Elene Gurtubay

Personal information
- Full name: Elene Gurtubay Loyo
- Date of birth: 3 October 2007 (age 18)
- Place of birth: Bilbao, Spain
- Position: Midfielder

Team information
- Current team: Athletic Bilbao
- Number: 33

Youth career
- 2019–2021: San Inazio
- 2021–2022: Bizkerre

Senior career*
- Years: Team / Apps / (Gls)
- 2022–2023: Bizkerre B
- 2023–2024: Bizkerre / 13 / (3)
- 2024–: Athletic Bilbao B / 34 / (7)
- 2025–: Athletic Bilbao / 18 / (1)

International career^{‡}
- 2024–: Spain U19 / 21 / (1)

Medal record
Women's football
Representing Spain
UEFA Women's Under-19 Championship
| Winner | 2025 Poland |  |
| Winner | 2026 Bosnia-Herzegovina |  |

= Elene Gurtubay =

Spanish footballer (born 2007)

Elene Gurtubay Loyo (born 3 October 2007) is a Spanish footballer who plays as a midfielder for Liga F club Athletic Bilbao.

==Club career==
Born in Bilbao (Biscay, Basque Country) and raised in the Deusto district of the city, Gurtubay began her football career at local amateur clubs San Inazio and Bizkerre, where she played at senior level in the regionalised third tier (Segunda Federación) aged 15. She joined Athletic Bilbao in 2024, initially playing for the B-team who were in the same division as Bizkerre.

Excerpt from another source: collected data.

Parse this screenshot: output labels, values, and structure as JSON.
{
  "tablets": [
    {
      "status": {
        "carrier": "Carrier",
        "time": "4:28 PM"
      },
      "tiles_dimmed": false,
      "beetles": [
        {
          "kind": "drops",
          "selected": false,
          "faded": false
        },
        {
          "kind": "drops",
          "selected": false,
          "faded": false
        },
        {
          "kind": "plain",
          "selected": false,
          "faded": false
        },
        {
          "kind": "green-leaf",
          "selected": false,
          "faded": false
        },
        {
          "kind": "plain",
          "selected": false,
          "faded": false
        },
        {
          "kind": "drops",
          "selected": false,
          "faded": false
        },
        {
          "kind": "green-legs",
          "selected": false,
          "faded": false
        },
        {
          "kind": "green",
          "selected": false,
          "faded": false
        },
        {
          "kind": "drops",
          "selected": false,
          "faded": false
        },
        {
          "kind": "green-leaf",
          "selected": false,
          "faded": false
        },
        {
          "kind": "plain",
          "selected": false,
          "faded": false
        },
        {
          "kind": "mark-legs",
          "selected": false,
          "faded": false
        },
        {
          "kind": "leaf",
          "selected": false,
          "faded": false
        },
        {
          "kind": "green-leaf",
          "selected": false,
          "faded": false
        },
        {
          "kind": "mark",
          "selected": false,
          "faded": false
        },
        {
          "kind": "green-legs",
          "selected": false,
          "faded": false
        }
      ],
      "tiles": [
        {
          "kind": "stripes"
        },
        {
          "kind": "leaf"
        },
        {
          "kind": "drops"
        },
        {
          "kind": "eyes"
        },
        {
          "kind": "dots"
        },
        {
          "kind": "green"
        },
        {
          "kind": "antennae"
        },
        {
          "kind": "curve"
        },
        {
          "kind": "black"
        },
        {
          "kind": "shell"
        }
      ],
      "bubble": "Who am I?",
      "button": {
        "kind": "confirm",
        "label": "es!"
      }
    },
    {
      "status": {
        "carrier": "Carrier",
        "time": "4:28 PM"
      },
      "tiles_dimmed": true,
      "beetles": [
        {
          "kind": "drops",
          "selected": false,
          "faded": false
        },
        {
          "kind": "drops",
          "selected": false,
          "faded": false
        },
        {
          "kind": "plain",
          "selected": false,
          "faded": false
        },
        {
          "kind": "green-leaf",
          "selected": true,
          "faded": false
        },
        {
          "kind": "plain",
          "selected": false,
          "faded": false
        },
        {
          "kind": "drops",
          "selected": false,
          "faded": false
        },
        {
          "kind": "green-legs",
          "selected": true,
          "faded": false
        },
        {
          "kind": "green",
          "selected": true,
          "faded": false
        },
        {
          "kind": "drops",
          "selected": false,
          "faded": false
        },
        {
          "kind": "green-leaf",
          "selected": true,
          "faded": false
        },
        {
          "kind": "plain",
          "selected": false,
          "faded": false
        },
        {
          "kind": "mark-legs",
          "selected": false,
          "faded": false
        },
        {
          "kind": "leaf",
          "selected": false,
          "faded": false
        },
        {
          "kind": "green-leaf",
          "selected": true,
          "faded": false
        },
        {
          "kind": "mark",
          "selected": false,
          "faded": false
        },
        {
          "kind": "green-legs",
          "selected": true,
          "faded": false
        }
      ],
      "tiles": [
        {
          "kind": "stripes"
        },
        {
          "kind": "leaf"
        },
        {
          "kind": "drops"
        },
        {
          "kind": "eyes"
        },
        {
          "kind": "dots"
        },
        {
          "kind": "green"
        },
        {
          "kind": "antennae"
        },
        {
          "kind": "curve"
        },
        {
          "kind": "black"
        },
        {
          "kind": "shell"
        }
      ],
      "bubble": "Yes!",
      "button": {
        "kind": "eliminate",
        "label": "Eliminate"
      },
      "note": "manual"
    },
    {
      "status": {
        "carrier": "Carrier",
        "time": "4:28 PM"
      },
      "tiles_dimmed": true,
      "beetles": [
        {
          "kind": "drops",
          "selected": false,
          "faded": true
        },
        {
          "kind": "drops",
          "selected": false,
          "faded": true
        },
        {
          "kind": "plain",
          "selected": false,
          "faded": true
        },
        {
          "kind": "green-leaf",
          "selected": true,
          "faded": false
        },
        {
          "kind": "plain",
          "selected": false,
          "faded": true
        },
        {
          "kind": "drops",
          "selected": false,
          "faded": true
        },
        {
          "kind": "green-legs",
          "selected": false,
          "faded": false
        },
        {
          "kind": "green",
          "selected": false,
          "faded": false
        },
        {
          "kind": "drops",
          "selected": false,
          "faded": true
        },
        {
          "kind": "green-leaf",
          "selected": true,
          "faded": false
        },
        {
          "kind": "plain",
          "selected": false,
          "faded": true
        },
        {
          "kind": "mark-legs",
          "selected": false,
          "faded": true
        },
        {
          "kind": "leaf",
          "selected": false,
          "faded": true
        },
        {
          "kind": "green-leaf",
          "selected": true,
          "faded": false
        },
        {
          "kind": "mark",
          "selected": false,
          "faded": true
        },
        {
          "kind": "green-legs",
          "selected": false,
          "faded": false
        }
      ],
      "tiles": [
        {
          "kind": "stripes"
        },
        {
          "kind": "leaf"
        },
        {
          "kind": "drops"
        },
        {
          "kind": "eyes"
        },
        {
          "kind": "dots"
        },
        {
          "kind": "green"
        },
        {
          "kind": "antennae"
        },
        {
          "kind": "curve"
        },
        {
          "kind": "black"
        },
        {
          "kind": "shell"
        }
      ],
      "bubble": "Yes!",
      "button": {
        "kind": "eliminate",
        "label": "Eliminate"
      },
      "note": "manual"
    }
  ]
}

Having started the 2025–26 season with the reserves (who went on to win their group to gain promotion to the Primera Federación), she made her debut for Athletic's senior team in December 2025, starting in a 1–0 victory over Levante at Lezama. A week later she scored her first goal in Liga F in a 2–0 away win against Madrid CFF and remained with the main squad from then on, making 21 appearances in all competitions. In July 2026 she signed a new contract with the club running to 2029, and at the start of 2026–27 she still had her B-team squad number but was expected to continue playing for the A-team.

==International career==
===Spain U19===
Gurtubay did not feature at a major tournament for Spain at under-17 level, but was part of the squad at the 2025 UEFA Women's Under-19 Championship in Poland where they finished as champions. She was still young enough to compete at the subsequent 2026 UEFA Women's Under-19 Championship in Bosnia-Herzegovina, where she had a more prominent role and scored against Austria as Spain retained their title.

==Personal life==
She began a degree in Telecommunications Engineering at university in 2025.